Aveva lasciato Torre Annunziata a soli 23 anni per trasferirsi in Germania, a Emmendingen, nel cuore della Foresta Nera. Una scelta nata dall’amore per una donna tedesca e da nuove opportunità di lavoro, che lo portarono anche a mettere in secondo piano la sua passione per il calcio. Da giovane, infatti, Oscar Guidone aveva difeso i pali del Savoia nel ruolo di portiere.

Nonostante la distanza, però, non smise mai di sentirsi profondamente legato alla sua città natale. Negli anni trascorsi in Germania divenne un vero e proprio punto di riferimento per i torresi all’estero, fondando l’associazione “Torresi nel Mondo” con l’obiettivo di mantenere vivo il legame con la comunità di origine e con le tradizioni cittadine.

Tra queste, una delle più sentite è la processione della Madonna della Neve del 22 ottobre, alla quale Guidone partecipava ogni anno portando con sé una delegazione di concittadini provenienti da Emmendingen.

Il suo impegno non si limitò al piano affettivo. In Germania, dove ricoprì anche l’incarico di assessore alla cultura, si fece promotore di un gemellaggio di amicizia tra Emmendingen e Torre Annunziata, favorendo nel tempo numerosi scambi culturali tra le due comunità.

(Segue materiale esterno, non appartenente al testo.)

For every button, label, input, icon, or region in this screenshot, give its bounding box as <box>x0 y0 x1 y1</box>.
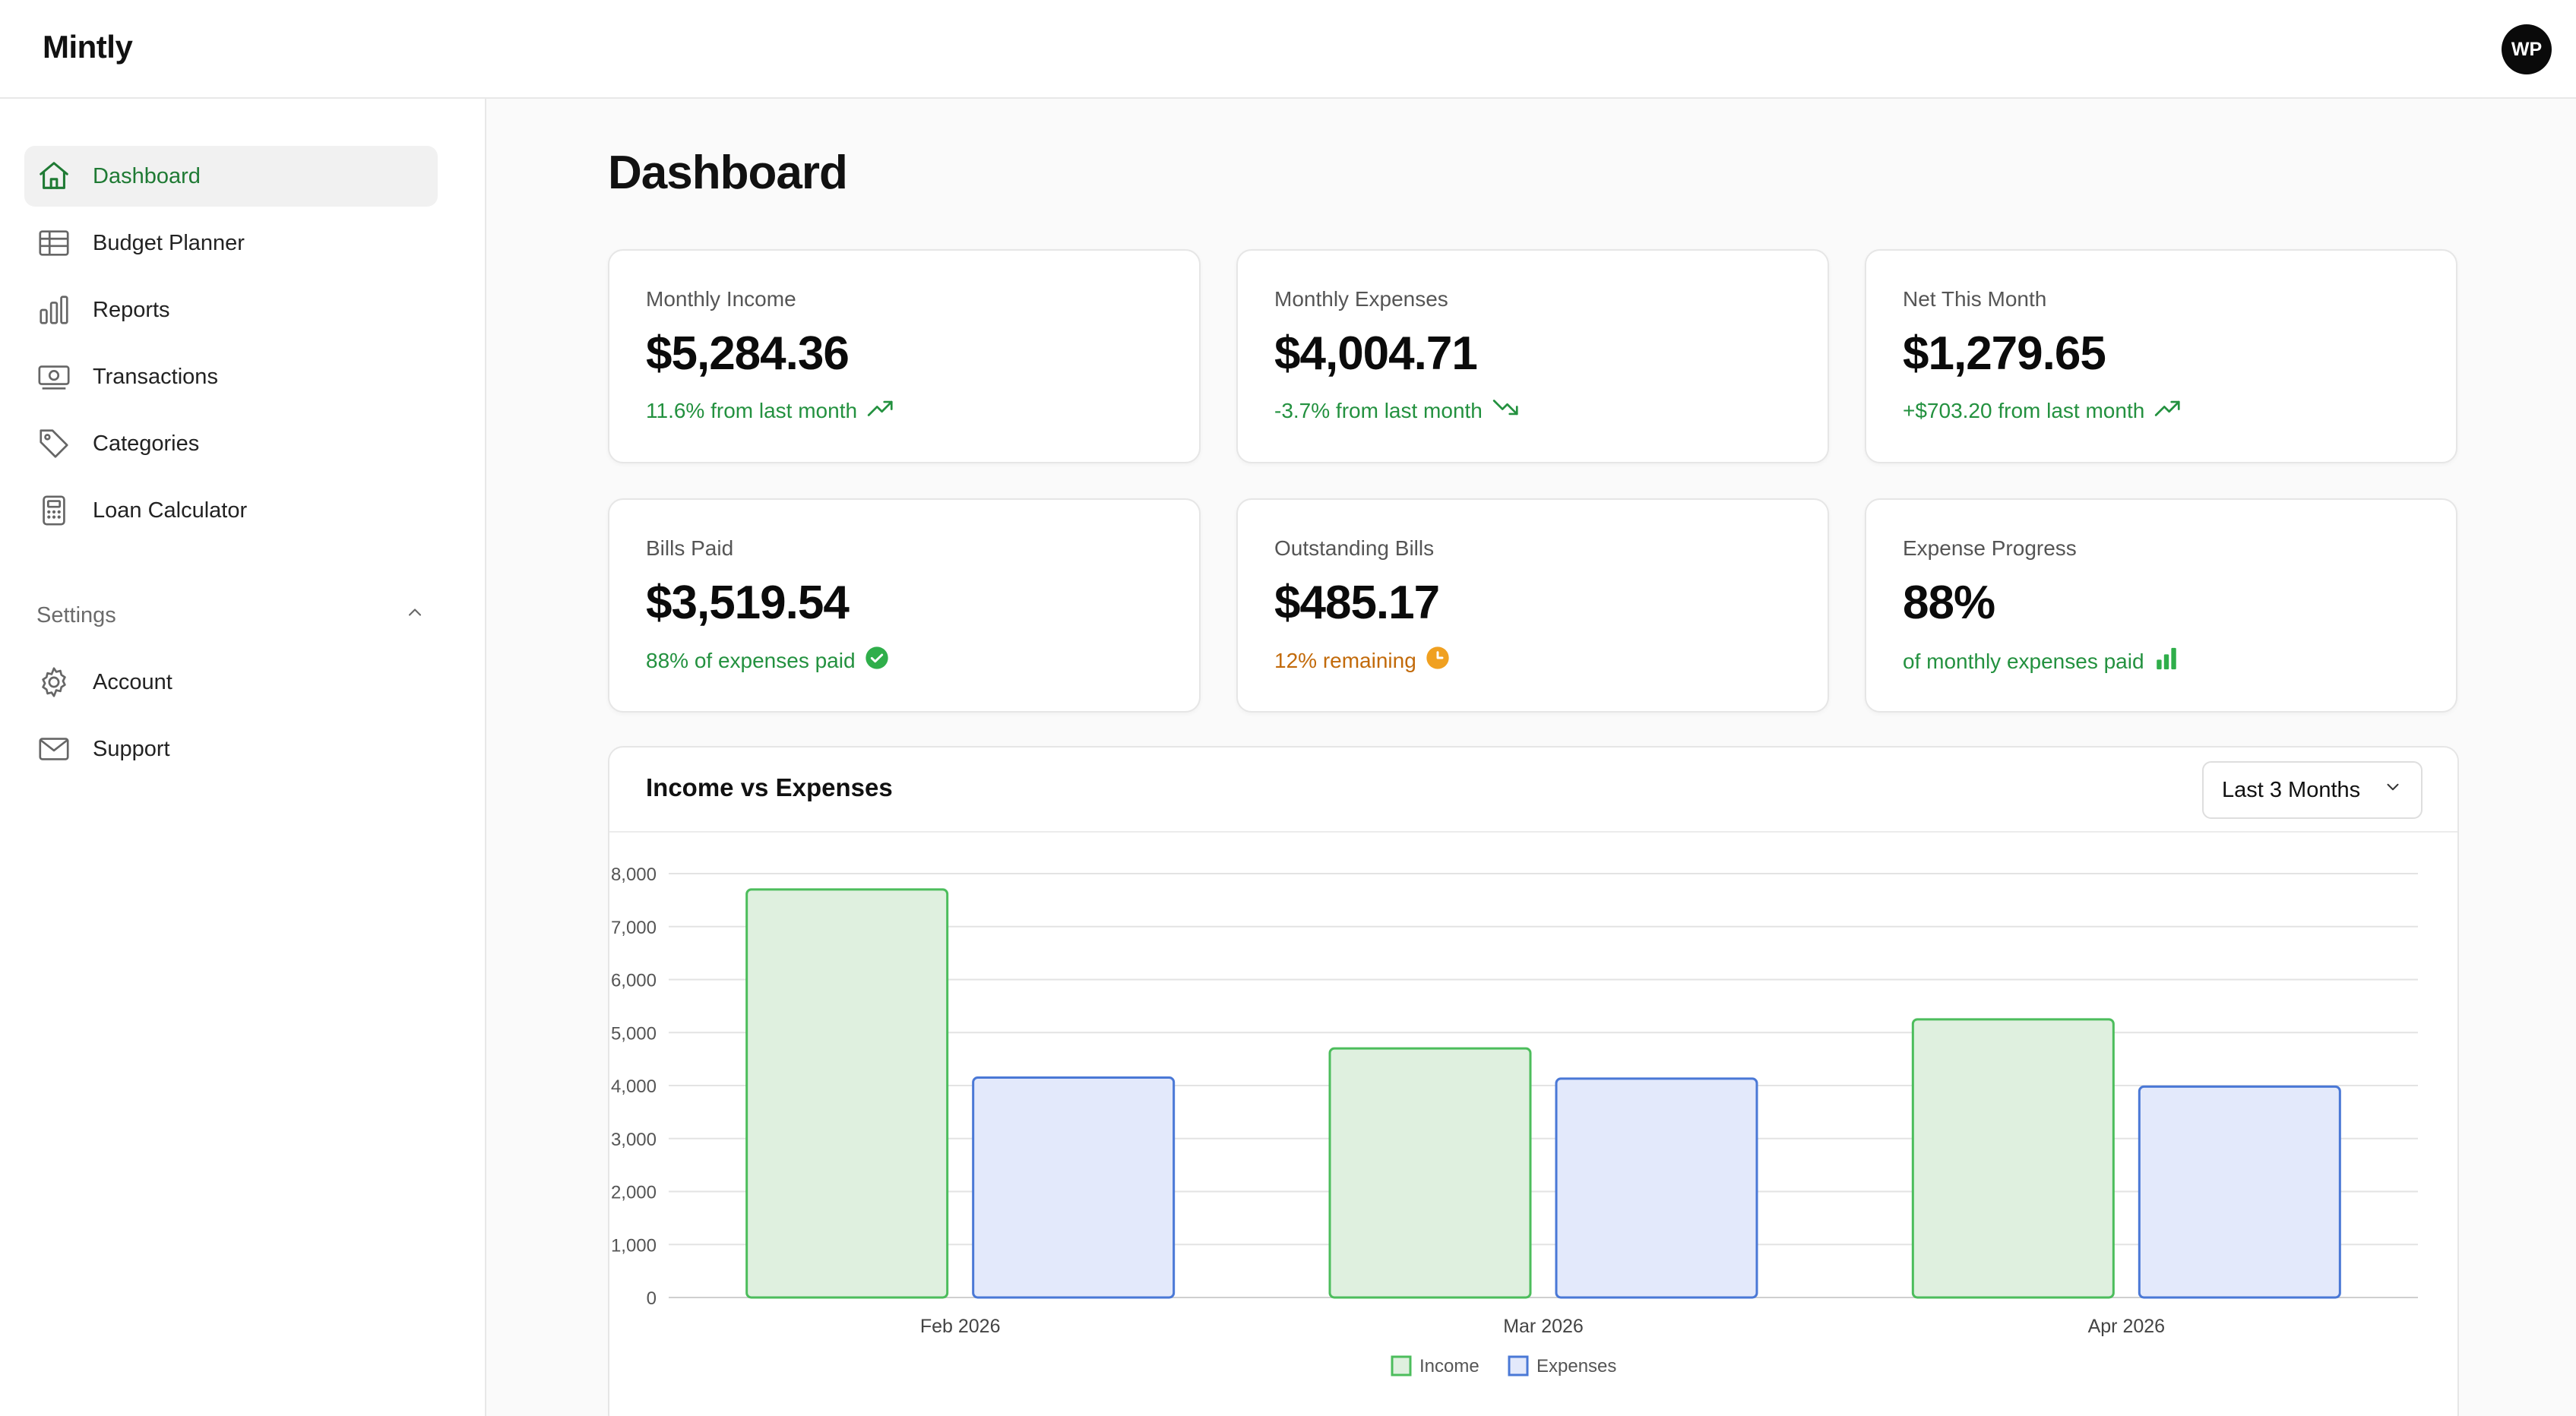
app-logo[interactable]: Mintly <box>43 29 133 65</box>
bar-expenses <box>972 1076 1176 1299</box>
legend-swatch <box>1391 1355 1412 1376</box>
sidebar-item-account[interactable]: Account <box>24 652 438 713</box>
expense-progress-card: Expense Progress 88% of monthly expenses… <box>1865 498 2457 713</box>
sidebar-item-reports[interactable]: Reports <box>24 280 438 340</box>
main-content: Dashboard Monthly Income $5,284.36 11.6%… <box>486 99 2576 1416</box>
page-title: Dashboard <box>608 147 848 199</box>
card-label: Expense Progress <box>1903 536 2077 560</box>
sidebar-item-categories[interactable]: Categories <box>24 413 438 474</box>
card-subtext: of monthly expenses paid <box>1903 646 2179 677</box>
sidebar-item-label: Categories <box>93 431 200 456</box>
user-avatar[interactable]: WP <box>2502 24 2552 74</box>
bars-icon <box>2154 646 2179 677</box>
sidebar-item-label: Dashboard <box>93 163 201 188</box>
card-value: $485.17 <box>1274 577 1440 629</box>
bar-expenses <box>1555 1077 1758 1299</box>
y-tick-label: 0 <box>647 1288 657 1309</box>
legend-swatch <box>1508 1355 1529 1376</box>
bar-expenses <box>2138 1085 2341 1299</box>
bar-chart-icon <box>36 292 71 327</box>
clock-icon <box>1426 646 1450 675</box>
sidebar-item-label: Transactions <box>93 364 218 389</box>
trend-up-icon <box>2154 397 2182 425</box>
chevron-down-icon <box>2383 777 2403 803</box>
gear-icon <box>36 665 71 700</box>
sidebar-item-dashboard[interactable]: Dashboard <box>24 146 438 207</box>
date-range-value: Last 3 Months <box>2222 777 2361 802</box>
sidebar-item-label: Reports <box>93 297 170 322</box>
chevron-up-icon <box>404 602 426 629</box>
card-subtext: +$703.20 from last month <box>1903 397 2182 425</box>
card-label: Monthly Income <box>646 287 796 311</box>
card-value: $4,004.71 <box>1274 327 1478 380</box>
card-subtext-label: 88% of expenses paid <box>646 648 856 672</box>
home-icon <box>36 159 71 194</box>
bar-income <box>1911 1018 2115 1299</box>
card-label: Outstanding Bills <box>1274 536 1435 560</box>
card-label: Net This Month <box>1903 287 2047 311</box>
sidebar-item-label: Loan Calculator <box>93 498 248 523</box>
card-subtext: 11.6% from last month <box>646 397 895 425</box>
card-subtext: -3.7% from last month <box>1274 397 1521 425</box>
x-tick-label: Apr 2026 <box>2088 1316 2165 1337</box>
card-subtext-label: +$703.20 from last month <box>1903 398 2145 422</box>
monthly-expenses-card: Monthly Expenses $4,004.71 -3.7% from la… <box>1236 249 1829 463</box>
calculator-icon <box>36 493 71 528</box>
card-subtext-label: of monthly expenses paid <box>1903 649 2144 673</box>
card-value: 88% <box>1903 577 1995 629</box>
card-subtext-label: 12% remaining <box>1274 648 1416 672</box>
settings-heading: Settings <box>36 602 116 627</box>
settings-section-toggle[interactable]: Settings <box>36 594 426 637</box>
card-label: Bills Paid <box>646 536 734 560</box>
sidebar-item-label: Budget Planner <box>93 230 245 255</box>
sidebar-item-budget-planner[interactable]: Budget Planner <box>24 213 438 273</box>
check-circle-icon <box>865 646 889 675</box>
chart-title: Income vs Expenses <box>646 773 893 801</box>
trend-down-icon <box>1492 397 1521 425</box>
legend-label: Income <box>1419 1356 1479 1376</box>
y-tick-label: 8,000 <box>611 864 657 885</box>
y-tick-label: 5,000 <box>611 1023 657 1044</box>
card-subtext-label: 11.6% from last month <box>646 398 858 422</box>
legend-label: Expenses <box>1536 1356 1616 1376</box>
y-tick-label: 4,000 <box>611 1076 657 1097</box>
y-tick-label: 7,000 <box>611 918 657 938</box>
trend-up-icon <box>866 397 895 425</box>
sidebar-item-loan-calculator[interactable]: Loan Calculator <box>24 480 438 541</box>
mail-icon <box>36 732 71 766</box>
x-tick-label: Feb 2026 <box>920 1316 1001 1337</box>
y-tick-label: 3,000 <box>611 1130 657 1150</box>
card-value: $3,519.54 <box>646 577 850 629</box>
y-tick-label: 6,000 <box>611 971 657 991</box>
tag-icon <box>36 426 71 461</box>
monthly-income-card: Monthly Income $5,284.36 11.6% from last… <box>608 249 1201 463</box>
card-label: Monthly Expenses <box>1274 287 1448 311</box>
sidebar-item-transactions[interactable]: Transactions <box>24 346 438 407</box>
table-icon <box>36 226 71 261</box>
bar-income <box>1328 1047 1532 1299</box>
y-tick-label: 2,000 <box>611 1183 657 1203</box>
bar-chart: 0 1,000 2,000 3,000 4,000 5,000 6,000 7,000 8,00… <box>611 864 2418 1376</box>
bills-paid-card: Bills Paid $3,519.54 88% of expenses pai… <box>608 498 1201 713</box>
cash-icon <box>36 359 71 394</box>
chart-header: Income vs Expenses Last 3 Months <box>609 748 2457 833</box>
date-range-select[interactable]: Last 3 Months <box>2202 761 2423 819</box>
card-value: $5,284.36 <box>646 327 850 380</box>
net-this-month-card: Net This Month $1,279.65 +$703.20 from l… <box>1865 249 2457 463</box>
income-vs-expenses-chart-card: Income vs Expenses Last 3 Months 0 1,000 2… <box>608 746 2459 1416</box>
top-bar: Mintly WP <box>0 0 2576 99</box>
y-tick-label: 1,000 <box>611 1235 657 1256</box>
x-tick-label: Mar 2026 <box>1503 1316 1584 1337</box>
outstanding-bills-card: Outstanding Bills $485.17 12% remaining <box>1236 498 1829 713</box>
card-subtext-label: -3.7% from last month <box>1274 398 1483 422</box>
card-subtext: 88% of expenses paid <box>646 646 889 675</box>
card-value: $1,279.65 <box>1903 327 2106 380</box>
bar-income <box>745 888 949 1299</box>
sidebar: Dashboard Budget Planner Reports Transac… <box>0 99 486 1416</box>
sidebar-item-support[interactable]: Support <box>24 719 438 779</box>
sidebar-item-label: Account <box>93 669 172 694</box>
sidebar-item-label: Support <box>93 736 170 761</box>
card-subtext: 12% remaining <box>1274 646 1450 675</box>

Guidone organizzò anche viaggi in pullman dalla Germania verso Torre Annunziata, permettendo a tanti cittadini tedeschi di scoprire le bellezze naturali, artistiche e archeologiche del territorio, oltre alle eccellenze gastronomiche locali. Tra queste la rinomata pasta Setaro, che molti visitatori acquistavano per portarla con sé in Germania.

Negli anni ha inoltre promosso spettacoli e iniziative culturali a Emmendingen, facendo esibire compagnie teatrali e artisti torresi. In occasione di uno di questi scambi fu invitato anche l’allora sindaco oplontino Vincenzo Ascione, a testimonianza del forte legame istituzionale e culturale creato tra le due città.

Lo scorso 18 febbraio, però, Oscar Guidone si è spento, lasciando un grande vuoto tra quanti lo hanno conosciuto e apprezzato.

Proprio per questo motivo torresette.news, sollecitato anche da tantissimi lettori, lancia la proposta di dedicare alla sua memoria i giardini pubblici alle spalle del Monumento ai Caduti in piazza Ernesto Cesaro, nel cuore della città. Un luogo simbolico di cui Guidone si era più volte preso cura insieme ai soci dell’associazione Torresi nel mondo.

Sarebbe anche l’occasione per riqualificare uno spazio verde oggi trascurato, nonostante si trovi in pieno centro cittadino.

Intitolare quell’angolo di verde a Oscar Guidone sarebbe un gesto semplice ma significativo per ricordare un uomo che, anche vivendo lontano dalla sua terra, non ha mai smesso di promuovere Torre Annunziata e di mantenerne vivo il legame con chi vive all’estero.